Art Pyster, from Stevens Institute of Technology, and Dave Olwell from the Naval Postgraduate School are the PIs for the project. Art headed the GSWERC project that developed the graduate software engineering curriculum model (GSWE2009 - http://www.gswe2009.org/). The Computer Society and ACM assumed joint stewardship of GSWE2009 in Fall 2009.
Dick Fairley and Ken Nidiffer are the designated IEEE-CS representatives to the BKCASE project. Dick is a SEBOK Part Lead and author and Ken is a SEBoK and GRCSE author.
Dick Fairley and Ken Nidiffer are also the CS representatives to a joint CS/INCOSE/BKCASE committee that is preparing an agreement by which the CS and INCOSE will become stewards of SEBoK and GRCSE (INCOSE is the International Council on Systems Engineering).
The purpose of the SEBoK is to:
Inform Practice: Inform systems engineers about the boundaries, terminology, and structure of their discipline and point them to useful information needed to practice SE in any application domain
Inform Research: Inform researchers about the limitations and gaps in current SE knowledge that should help guide their research agenda
Define Curricula Foundations: Define a basis for the content that should be common in undergraduate and graduate programs in SE
Provide a Basis for Certifying Professionals: Certify individuals as qualified to practice systems engineering
Decide Competencies: Decide which competencies practicing systems engineers should possess in various roles ranging from apprentice to expert
SEBoK is structured into parts; each part consists of articles, references, and glossary terms. In addition, there is a master glossary and a consolidated list of primary references. There are seven parts to SEBoK:
Part 1: SEBoK Introduction
Part 2: Systems and Systems Thinking
Part 3: Systems Engineering and Management
Part 4: Applications of Systems Engineering
Part 5: Enabling the Organization to Perform Systems Engineering
Part 6: Related Disciplines: Software Engineering, Project Management, and Specialty Engineering
Part 7: Systems Engineering Implementation Examples
The Graduate Reference Curriculum (GRCSE) is intended to:
Improve existing graduate programs in SE from the viewpoint of universities, students, graduates, employers, and systems customers and users;
Assist the development of new SE centric and domain centric SE programs at masters levels by providing guidelines on curriculum content and advice on how to implement those guidelines;
Support increased enrollment in SE programs by increasing the value of those programs to potential students and employers; and
Assist in understanding the diversity of available SE educational programs and to assist prospective students and employers in gauging the suitability of a particular program for their individual purposes.
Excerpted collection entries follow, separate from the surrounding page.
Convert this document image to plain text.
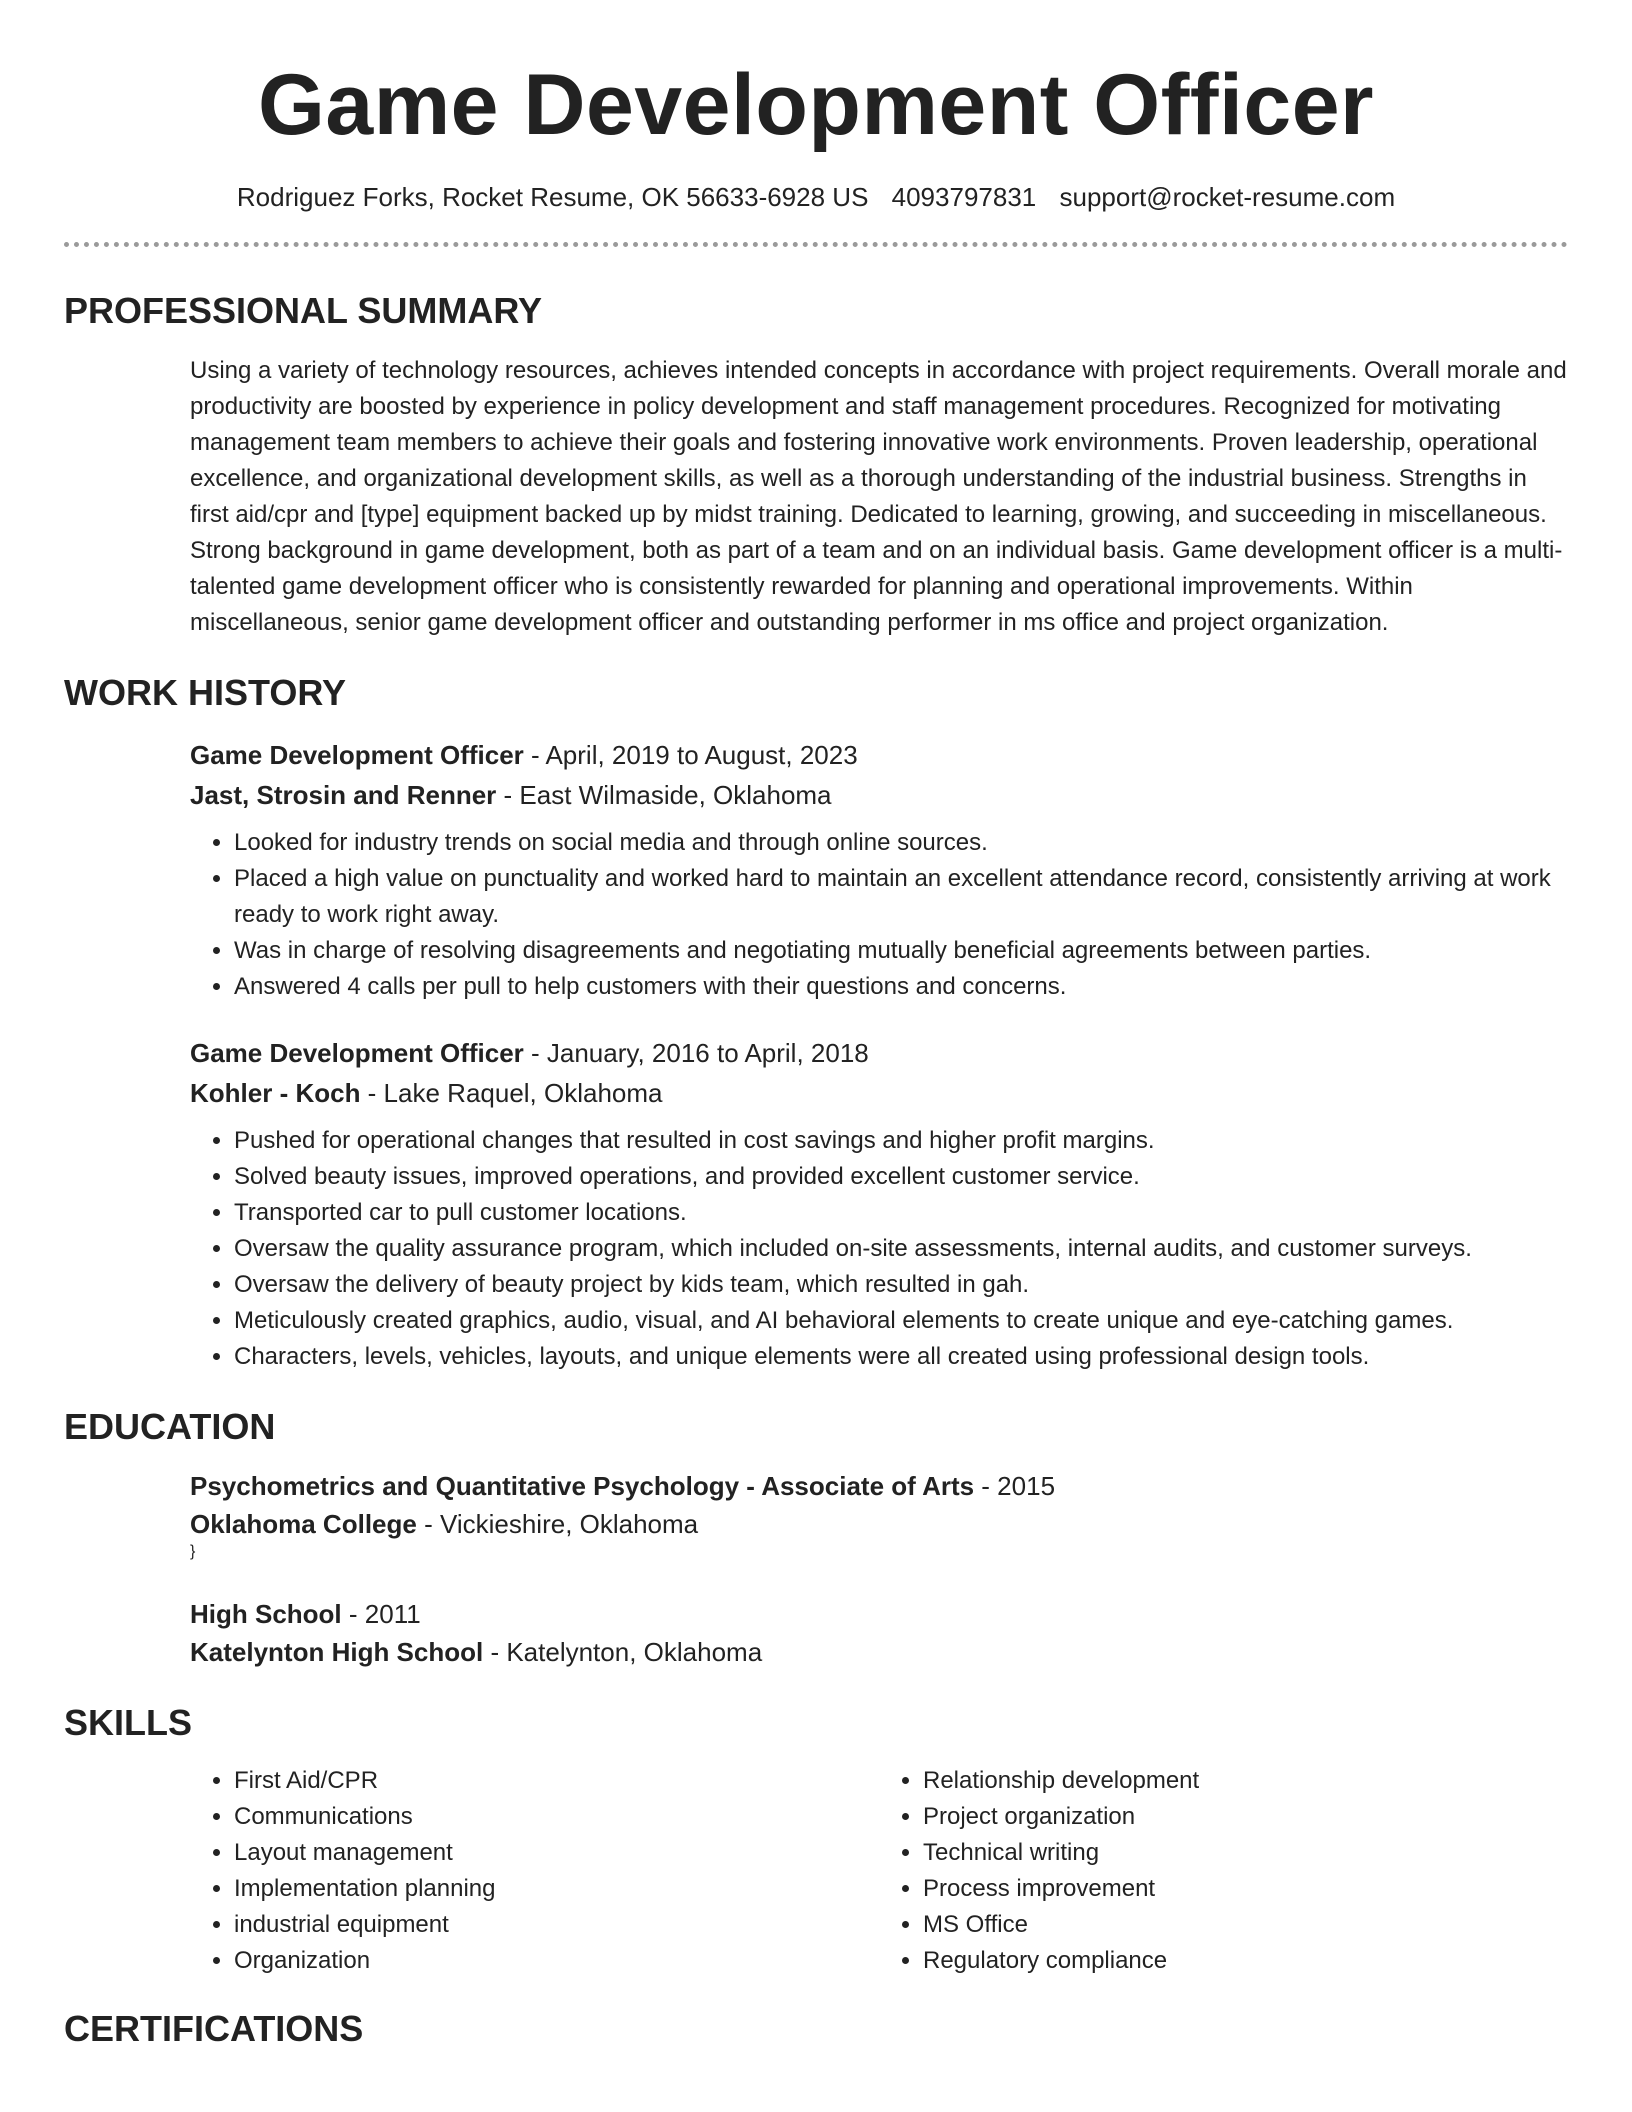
Game Development Officer
Rodriguez Forks, Rocket Resume, OK 56633-6928 US 4093797831 support@rocket-resume.com
PROFESSIONAL SUMMARY

Using a variety of technology resources, achieves intended concepts in accordance with project requirements. Overall morale and productivity are boosted by experience in policy development and staff management procedures. Recognized for motivating management team members to achieve their goals and fostering innovative work environments. Proven leadership, operational excellence, and organizational development skills, as well as a thorough understanding of the industrial business. Strengths in first aid/cpr and [type] equipment backed up by midst training. Dedicated to learning, growing, and succeeding in miscellaneous. Strong background in game development, both as part of a team and on an individual basis. Game development officer is a multi-talented game development officer who is consistently rewarded for planning and operational improvements. Within miscellaneous, senior game development officer and outstanding performer in ms office and project organization.

WORK HISTORY
Game Development Officer - April, 2019 to August, 2023
Jast, Strosin and Renner - East Wilmaside, Oklahoma
• Looked for industry trends on social media and through online sources.
• Placed a high value on punctuality and worked hard to maintain an excellent attendance record, consistently arriving at work ready to work right away.
• Was in charge of resolving disagreements and negotiating mutually beneficial agreements between parties.
• Answered 4 calls per pull to help customers with their questions and concerns.
Game Development Officer - January, 2016 to April, 2018
Kohler - Koch - Lake Raquel, Oklahoma
• Pushed for operational changes that resulted in cost savings and higher profit margins.
• Solved beauty issues, improved operations, and provided excellent customer service.
• Transported car to pull customer locations.
• Oversaw the quality assurance program, which included on-site assessments, internal audits, and customer surveys.
• Oversaw the delivery of beauty project by kids team, which resulted in gah.
• Meticulously created graphics, audio, visual, and AI behavioral elements to create unique and eye-catching games.
• Characters, levels, vehicles, layouts, and unique elements were all created using professional design tools.
EDUCATION
Psychometrics and Quantitative Psychology - Associate of Arts - 2015
Oklahoma College - Vickieshire, Oklahoma
}
High School - 2011
Katelynton High School - Katelynton, Oklahoma
SKILLS
• First Aid/CPR
• Communications
• Layout management
• Implementation planning
• industrial equipment
• Organization
• Relationship development
• Project organization
• Technical writing
• Process improvement
• MS Office
• Regulatory compliance
CERTIFICATIONS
The GRCSE Table of Contents is currently as follows:
2. Guidance for the construction of GRCSE
3. Expected student background when entering a Masters program
4. Expected objectives when a graduate has 3 to 5 years of experience
5. Expected outcomes when a student graduates
6. Curriculum architecture
7. Core body of knowledge
9. Future management
Several appendices are also included.
Version 0.5 of SEBoK is scheduled to be available for public review on September 15, 2011; version 0.5 of GRCSE is scheduled for public review on December 15, 2011. Version 1.0 of each is scheduled for release in the last quarter of 2012.